1. Shapereader is an experimental way of storytelling purely through tactile-sensory graphics. Designed by Ilan Manouach, these graphics are mostly meant to be read by blind or visually impaired readers. Shapereader indexes the 210 different shapes and patterns; these are divided into different groups such as characters, props, settings, actions, and affections. The first actual graphic novel is titled Arctic Circle, a 57-page original relating the story of two climatologists digging in the North Pole searching for patterns of climatic change inscribed on ice columns.
2. The Poetry Society of New York partnered up with the Parks Deparment to install The Typewriter Project: The Subconscious of the City, a wooden shack inviting anyone to contribute to a collaborative poem. The typewriter is outfitted with a 100-foot paper scroll and a equipped to transmit all submissions to a website, with the most recent post being: “mouthspine moonprow kitten bitten forwardness a kind of scent”.
3. Yayoi Kusama illustrates Hans Christian Andersen’s The Little Mermaid.
4. The highly realistic and detailed paintings of Casey Gray.
5. An exhibit of Fritz Scholder’s work was recently on display at the Phoenix Art Museum. Scholder was one of the first Native Americans to be recognized for his significant contributions as a contemporary artist (beginning in the late 1960s).

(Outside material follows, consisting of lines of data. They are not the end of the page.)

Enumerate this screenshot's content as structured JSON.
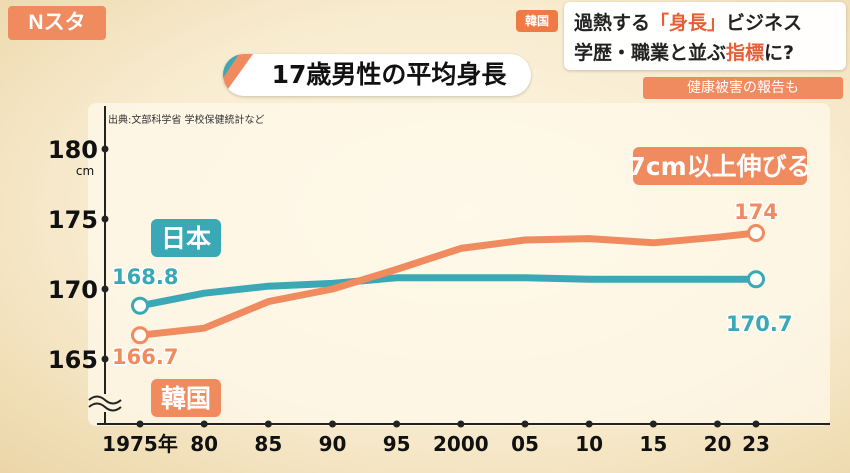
{
  "broadcast": {
    "logo": "Nスタ",
    "country_tag": "韓国",
    "headline_line1_pre": "過熱する",
    "headline_line1_accent": "「身長」",
    "headline_line1_post": "ビジネス",
    "headline_line2_pre": "学歴・職業と並ぶ",
    "headline_line2_accent": "指標",
    "headline_line2_post": "に?",
    "subline": "健康被害の報告も"
  },
  "colors": {
    "japan": "#3aa8b5",
    "korea": "#f08a5f",
    "axis": "#222222"
  },
  "chart_data": {
    "type": "line",
    "title": "17歳男性の平均身長",
    "source": "出典:文部科学省 学校保健統計など",
    "ylabel": "cm",
    "ylim": [
      160,
      183
    ],
    "y_ticks": [
      165,
      170,
      175,
      180
    ],
    "x_tick_labels": [
      "1975年",
      "80",
      "85",
      "90",
      "95",
      "2000",
      "05",
      "10",
      "15",
      "20",
      "23"
    ],
    "x": [
      1975,
      1980,
      1985,
      1990,
      1995,
      2000,
      2005,
      2010,
      2015,
      2020,
      2023
    ],
    "series": [
      {
        "name": "日本",
        "values": [
          168.8,
          169.7,
          170.2,
          170.4,
          170.8,
          170.8,
          170.8,
          170.7,
          170.7,
          170.7,
          170.7
        ],
        "start_label": "168.8",
        "end_label": "170.7"
      },
      {
        "name": "韓国",
        "values": [
          166.7,
          167.2,
          169.1,
          170.0,
          171.4,
          172.9,
          173.5,
          173.6,
          173.3,
          173.7,
          174.0
        ],
        "start_label": "166.7",
        "end_label": "174"
      }
    ],
    "annotation": "7cm以上伸びる"
  }
}
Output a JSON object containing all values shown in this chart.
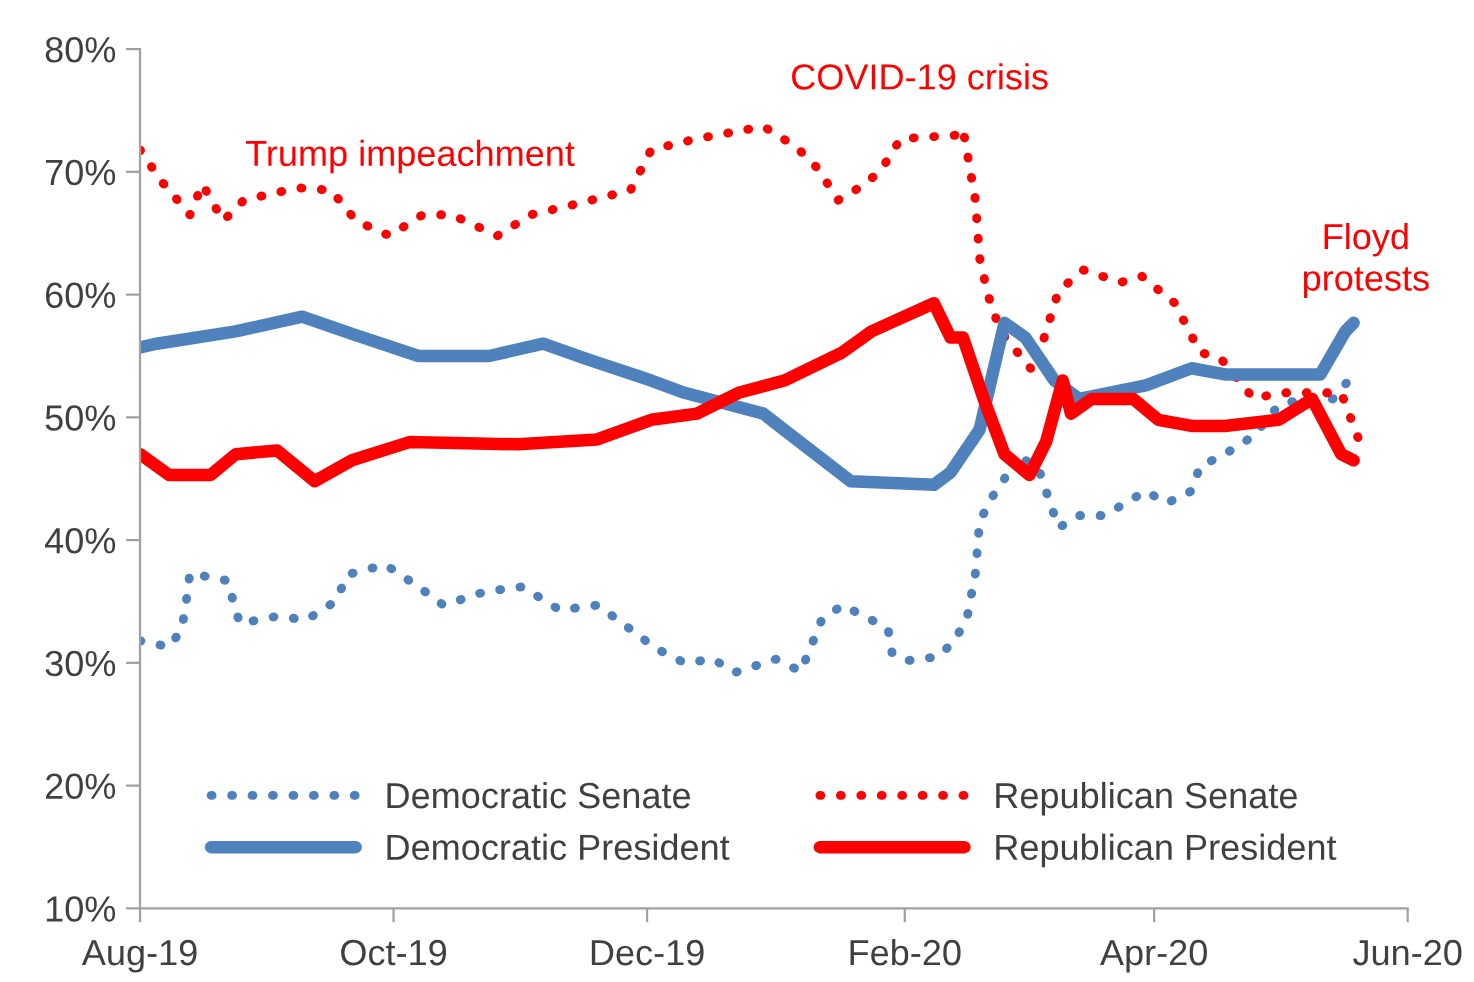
{
  "chart_data": {
    "type": "line",
    "legend": "bottom",
    "grid": false,
    "xlim": [
      "2019-08-01",
      "2020-06-01"
    ],
    "xticks": [
      {
        "value": "2019-08-01",
        "label": "Aug-19"
      },
      {
        "value": "2019-10-01",
        "label": "Oct-19"
      },
      {
        "value": "2019-12-01",
        "label": "Dec-19"
      },
      {
        "value": "2020-02-01",
        "label": "Feb-20"
      },
      {
        "value": "2020-04-01",
        "label": "Apr-20"
      },
      {
        "value": "2020-06-01",
        "label": "Jun-20"
      }
    ],
    "ylim": [
      10,
      80
    ],
    "yticks": [
      {
        "value": 10,
        "label": "10%"
      },
      {
        "value": 20,
        "label": "20%"
      },
      {
        "value": 30,
        "label": "30%"
      },
      {
        "value": 40,
        "label": "40%"
      },
      {
        "value": 50,
        "label": "50%"
      },
      {
        "value": 60,
        "label": "60%"
      },
      {
        "value": 70,
        "label": "70%"
      },
      {
        "value": 80,
        "label": "80%"
      }
    ],
    "annotations": [
      "Trump impeachment",
      "COVID-19 crisis",
      "Floyd\nprotests"
    ],
    "series": [
      {
        "name": "Democratic Senate",
        "color": "#4f81bd",
        "line_style": "dotted",
        "x": [
          "2019-08-01",
          "2019-08-08",
          "2019-08-11",
          "2019-08-12",
          "2019-08-13",
          "2019-08-22",
          "2019-08-25",
          "2019-09-03",
          "2019-09-10",
          "2019-09-17",
          "2019-09-20",
          "2019-09-29",
          "2019-10-07",
          "2019-10-13",
          "2019-10-23",
          "2019-11-01",
          "2019-11-10",
          "2019-11-19",
          "2019-11-24",
          "2019-12-03",
          "2019-12-10",
          "2019-12-17",
          "2019-12-22",
          "2020-01-01",
          "2020-01-07",
          "2020-01-12",
          "2020-01-17",
          "2020-01-24",
          "2020-01-28",
          "2020-01-29",
          "2020-02-02",
          "2020-02-09",
          "2020-02-13",
          "2020-02-16",
          "2020-02-17",
          "2020-02-18",
          "2020-02-19",
          "2020-02-22",
          "2020-02-25",
          "2020-02-27",
          "2020-03-04",
          "2020-03-09",
          "2020-03-14",
          "2020-03-20",
          "2020-03-25",
          "2020-03-30",
          "2020-04-04",
          "2020-04-10",
          "2020-04-12",
          "2020-04-18",
          "2020-04-25",
          "2020-05-01",
          "2020-05-07",
          "2020-05-14",
          "2020-05-19"
        ],
        "values": [
          31.8,
          31.3,
          32.7,
          34.7,
          37.3,
          36.7,
          33.2,
          33.8,
          33.5,
          35,
          37.2,
          38,
          36.2,
          34.7,
          35.8,
          36.2,
          34.3,
          34.7,
          33.5,
          31.2,
          30,
          30.3,
          29.2,
          30.3,
          29.3,
          33.5,
          34.7,
          33.5,
          32.7,
          30.7,
          30.2,
          30.5,
          31.8,
          33.7,
          35.5,
          37.3,
          41.5,
          43.5,
          45,
          47,
          46,
          41,
          42,
          42,
          43,
          44,
          43,
          44,
          46,
          47,
          48.5,
          51,
          51.5,
          51.5,
          53.5
        ]
      },
      {
        "name": "Republican Senate",
        "color": "#ff0000",
        "line_style": "dotted",
        "x": [
          "2019-08-01",
          "2019-08-06",
          "2019-08-13",
          "2019-08-16",
          "2019-08-21",
          "2019-08-26",
          "2019-09-08",
          "2019-09-16",
          "2019-09-22",
          "2019-09-30",
          "2019-10-08",
          "2019-10-15",
          "2019-10-26",
          "2019-11-03",
          "2019-11-13",
          "2019-11-27",
          "2019-12-02",
          "2019-12-13",
          "2019-12-29",
          "2020-01-06",
          "2020-01-11",
          "2020-01-16",
          "2020-01-21",
          "2020-01-26",
          "2020-01-31",
          "2020-02-05",
          "2020-02-14",
          "2020-02-15",
          "2020-02-18",
          "2020-02-19",
          "2020-02-21",
          "2020-02-24",
          "2020-03-03",
          "2020-03-09",
          "2020-03-15",
          "2020-03-24",
          "2020-03-29",
          "2020-04-06",
          "2020-04-12",
          "2020-04-17",
          "2020-04-25",
          "2020-05-01",
          "2020-05-16",
          "2020-05-19",
          "2020-05-21"
        ],
        "values": [
          71.8,
          69.3,
          66.5,
          69,
          66,
          67.7,
          68.7,
          68.5,
          66,
          64.8,
          66.5,
          66.5,
          64.8,
          66.5,
          67.3,
          68.5,
          71.8,
          72.7,
          73.7,
          72,
          70.3,
          67.7,
          68.7,
          70,
          72.7,
          72.8,
          73,
          73.5,
          67.7,
          63,
          60,
          57,
          53.7,
          60.3,
          62,
          61,
          61.5,
          59.3,
          55.3,
          54.8,
          51.5,
          52,
          52,
          49.3,
          47.5
        ]
      },
      {
        "name": "Democratic President",
        "color": "#4f81bd",
        "line_style": "solid",
        "x": [
          "2019-08-01",
          "2019-08-05",
          "2019-08-24",
          "2019-09-09",
          "2019-09-21",
          "2019-10-07",
          "2019-10-24",
          "2019-11-06",
          "2019-11-16",
          "2019-12-02",
          "2019-12-10",
          "2019-12-29",
          "2020-01-01",
          "2020-01-19",
          "2020-02-08",
          "2020-02-12",
          "2020-02-19",
          "2020-02-25",
          "2020-03-01",
          "2020-03-08",
          "2020-03-14",
          "2020-03-30",
          "2020-04-10",
          "2020-04-18",
          "2020-05-11",
          "2020-05-17",
          "2020-05-19"
        ],
        "values": [
          55.7,
          56,
          57,
          58.2,
          56.8,
          55,
          55,
          56,
          54.8,
          53,
          52,
          50.3,
          49.5,
          44.8,
          44.5,
          45.5,
          49,
          57.7,
          56.5,
          53,
          51.5,
          52.6,
          54,
          53.5,
          53.5,
          57,
          57.7
        ]
      },
      {
        "name": "Republican President",
        "color": "#ff0000",
        "line_style": "solid",
        "x": [
          "2019-08-01",
          "2019-08-08",
          "2019-08-18",
          "2019-08-24",
          "2019-09-03",
          "2019-09-12",
          "2019-09-21",
          "2019-10-05",
          "2019-10-31",
          "2019-11-19",
          "2019-12-02",
          "2019-12-13",
          "2019-12-23",
          "2020-01-03",
          "2020-01-17",
          "2020-01-24",
          "2020-02-08",
          "2020-02-12",
          "2020-02-15",
          "2020-02-20",
          "2020-02-25",
          "2020-03-02",
          "2020-03-06",
          "2020-03-10",
          "2020-03-12",
          "2020-03-17",
          "2020-03-27",
          "2020-04-02",
          "2020-04-10",
          "2020-04-18",
          "2020-05-01",
          "2020-05-09",
          "2020-05-16",
          "2020-05-19"
        ],
        "values": [
          47,
          45.3,
          45.3,
          47,
          47.3,
          44.8,
          46.5,
          48,
          47.8,
          48.2,
          49.8,
          50.3,
          52,
          53,
          55.3,
          57,
          59.3,
          56.5,
          56.5,
          51.5,
          47,
          45.3,
          48,
          53,
          50.3,
          51.5,
          51.5,
          49.8,
          49.3,
          49.3,
          49.8,
          51.5,
          47,
          46.5
        ]
      }
    ]
  }
}
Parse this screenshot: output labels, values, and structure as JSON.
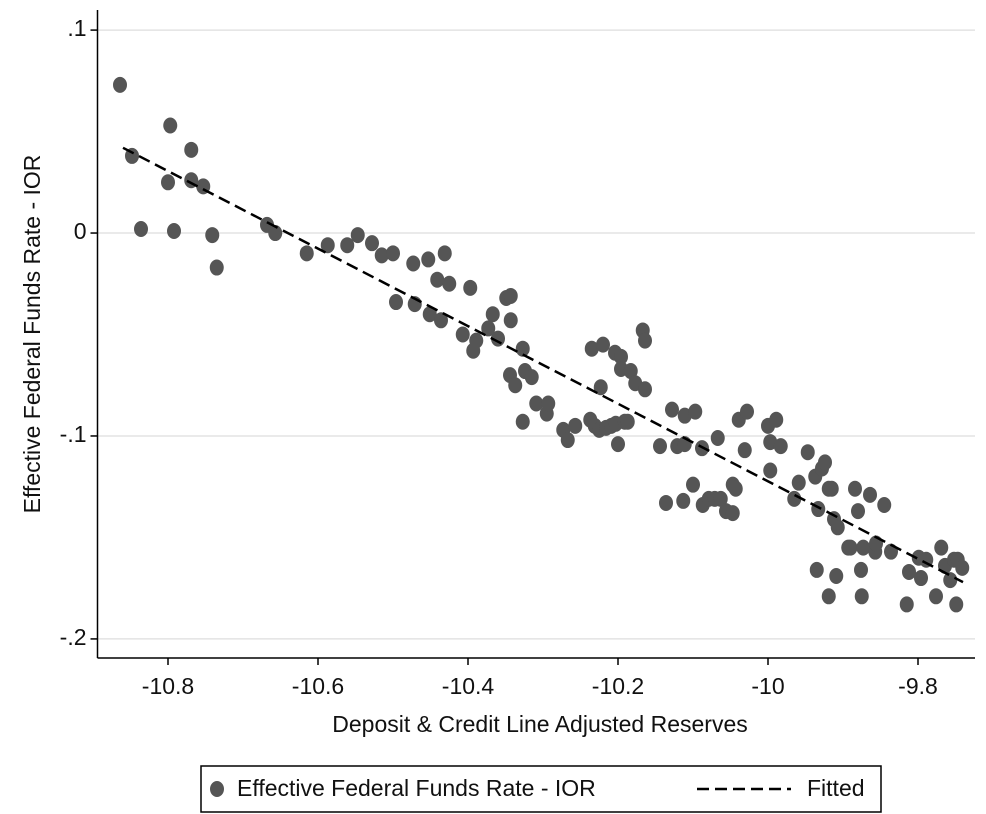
{
  "chart_data": {
    "type": "scatter",
    "xlabel": "Deposit & Credit Line Adjusted Reserves",
    "ylabel": "Effective Federal Funds Rate - IOR",
    "xlim": [
      -10.894,
      -9.724
    ],
    "ylim": [
      -0.2094,
      0.1099
    ],
    "xticks": [
      -10.8,
      -10.6,
      -10.4,
      -10.2,
      -10,
      -9.8
    ],
    "yticks": [
      {
        "value": 0.1,
        "label": ".1"
      },
      0,
      {
        "value": -0.1,
        "label": "-.1"
      },
      {
        "value": -0.2,
        "label": "-.2"
      }
    ],
    "grid": true,
    "series": [
      {
        "name": "Effective Federal Funds Rate - IOR",
        "type": "scatter",
        "color": "#555555",
        "x": [
          -10.864,
          -10.848,
          -10.836,
          -10.797,
          -10.8,
          -10.792,
          -10.769,
          -10.769,
          -10.753,
          -10.741,
          -10.735,
          -10.668,
          -10.657,
          -10.615,
          -10.587,
          -10.561,
          -10.547,
          -10.528,
          -10.515,
          -10.5,
          -10.496,
          -10.473,
          -10.471,
          -10.453,
          -10.451,
          -10.441,
          -10.436,
          -10.431,
          -10.425,
          -10.407,
          -10.397,
          -10.393,
          -10.389,
          -10.373,
          -10.367,
          -10.36,
          -10.349,
          -10.343,
          -10.343,
          -10.344,
          -10.337,
          -10.327,
          -10.324,
          -10.327,
          -10.315,
          -10.309,
          -10.295,
          -10.293,
          -10.273,
          -10.267,
          -10.257,
          -10.237,
          -10.235,
          -10.231,
          -10.225,
          -10.22,
          -10.223,
          -10.216,
          -10.209,
          -10.204,
          -10.203,
          -10.2,
          -10.196,
          -10.196,
          -10.191,
          -10.187,
          -10.183,
          -10.177,
          -10.167,
          -10.164,
          -10.164,
          -10.144,
          -10.136,
          -10.128,
          -10.121,
          -10.113,
          -10.111,
          -10.111,
          -10.097,
          -10.1,
          -10.088,
          -10.087,
          -10.079,
          -10.071,
          -10.063,
          -10.067,
          -10.056,
          -10.047,
          -10.047,
          -10.043,
          -10.039,
          -10.031,
          -10.028,
          -10.0,
          -9.997,
          -9.997,
          -9.989,
          -9.983,
          -9.965,
          -9.959,
          -9.947,
          -9.937,
          -9.935,
          -9.933,
          -9.928,
          -9.924,
          -9.919,
          -9.919,
          -9.915,
          -9.912,
          -9.909,
          -9.907,
          -9.893,
          -9.884,
          -9.89,
          -9.88,
          -9.876,
          -9.875,
          -9.873,
          -9.864,
          -9.857,
          -9.856,
          -9.845,
          -9.836,
          -9.815,
          -9.812,
          -9.799,
          -9.796,
          -9.789,
          -9.776,
          -9.769,
          -9.764,
          -9.757,
          -9.749,
          -9.752,
          -9.747,
          -9.741
        ],
        "values": [
          0.073,
          0.038,
          0.002,
          0.053,
          0.025,
          0.001,
          0.041,
          0.026,
          0.023,
          -0.001,
          -0.017,
          0.004,
          0.0,
          -0.01,
          -0.006,
          -0.006,
          -0.001,
          -0.005,
          -0.011,
          -0.01,
          -0.034,
          -0.015,
          -0.035,
          -0.013,
          -0.04,
          -0.023,
          -0.043,
          -0.01,
          -0.025,
          -0.05,
          -0.027,
          -0.058,
          -0.053,
          -0.047,
          -0.04,
          -0.052,
          -0.032,
          -0.031,
          -0.043,
          -0.07,
          -0.075,
          -0.057,
          -0.068,
          -0.093,
          -0.071,
          -0.084,
          -0.089,
          -0.084,
          -0.097,
          -0.102,
          -0.095,
          -0.092,
          -0.057,
          -0.095,
          -0.097,
          -0.055,
          -0.076,
          -0.096,
          -0.095,
          -0.059,
          -0.094,
          -0.104,
          -0.061,
          -0.067,
          -0.093,
          -0.093,
          -0.068,
          -0.074,
          -0.048,
          -0.053,
          -0.077,
          -0.105,
          -0.133,
          -0.087,
          -0.105,
          -0.132,
          -0.09,
          -0.104,
          -0.088,
          -0.124,
          -0.106,
          -0.134,
          -0.131,
          -0.131,
          -0.131,
          -0.101,
          -0.137,
          -0.138,
          -0.124,
          -0.126,
          -0.092,
          -0.107,
          -0.088,
          -0.095,
          -0.103,
          -0.117,
          -0.092,
          -0.105,
          -0.131,
          -0.123,
          -0.108,
          -0.12,
          -0.166,
          -0.136,
          -0.116,
          -0.113,
          -0.126,
          -0.179,
          -0.126,
          -0.141,
          -0.169,
          -0.145,
          -0.155,
          -0.126,
          -0.155,
          -0.137,
          -0.166,
          -0.179,
          -0.155,
          -0.129,
          -0.157,
          -0.153,
          -0.134,
          -0.157,
          -0.183,
          -0.167,
          -0.16,
          -0.17,
          -0.161,
          -0.179,
          -0.155,
          -0.164,
          -0.171,
          -0.183,
          -0.161,
          -0.161,
          -0.165
        ]
      },
      {
        "name": "Fitted",
        "type": "line",
        "color": "#000000",
        "dashed": true,
        "x": [
          -10.86,
          -9.74
        ],
        "values": [
          0.042,
          -0.172
        ]
      }
    ]
  }
}
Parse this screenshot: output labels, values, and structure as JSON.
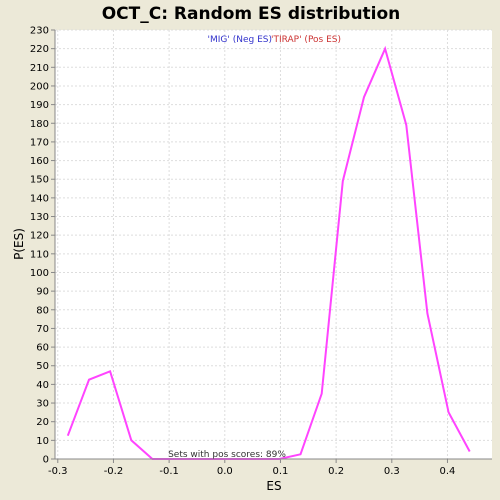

His colorful and abstract pop art paintings challenged the cultural stereotypes surrounding American Indians.
6. Using wire mesh and colorful rope, artist Raquel Rodrigo, is creating urban embroidered installations around the walls of Madrid.
7. If you go to Sigalit Landau’s portfolio website, you’ll find an entire page dedicated to salt. Sigalit has a love affair for the Dead Sea. In her piece, Salt Bride, a 19th century dress was weighted and submerged in the waters of the Dead Sea. Overtime, the salt crystallizes on the fibers of the dress.
8. A 36-foot long by 13-feet wide mosaic was recently discovered in Cyprus. This particular mosaic is the first of its kind found in Cyprus and depicts a 4-chariot race in great detail with the names of the racers and even some horses. There are even some bystanders, one holding a vessel of water and the other brandishing a whip.
9. Annie Vought has an obsession with handwriting and letter writing, which has blossomed into large-scale paper installations of intricately hand-cut letters.
10. Graviky Labs, an India-based research company, has developed a way to turn exhaust from cars into a line products for artists. The device known as Kaalink, is placed on a exhaust pipe to capture pollutants without comprising the vehicle’s performance. The soot is then stripped of its carcinogens yielding a purified, carbon-based pigment, which is then transformed into pens, spray paint and oil-based paints marketed as Air Ink.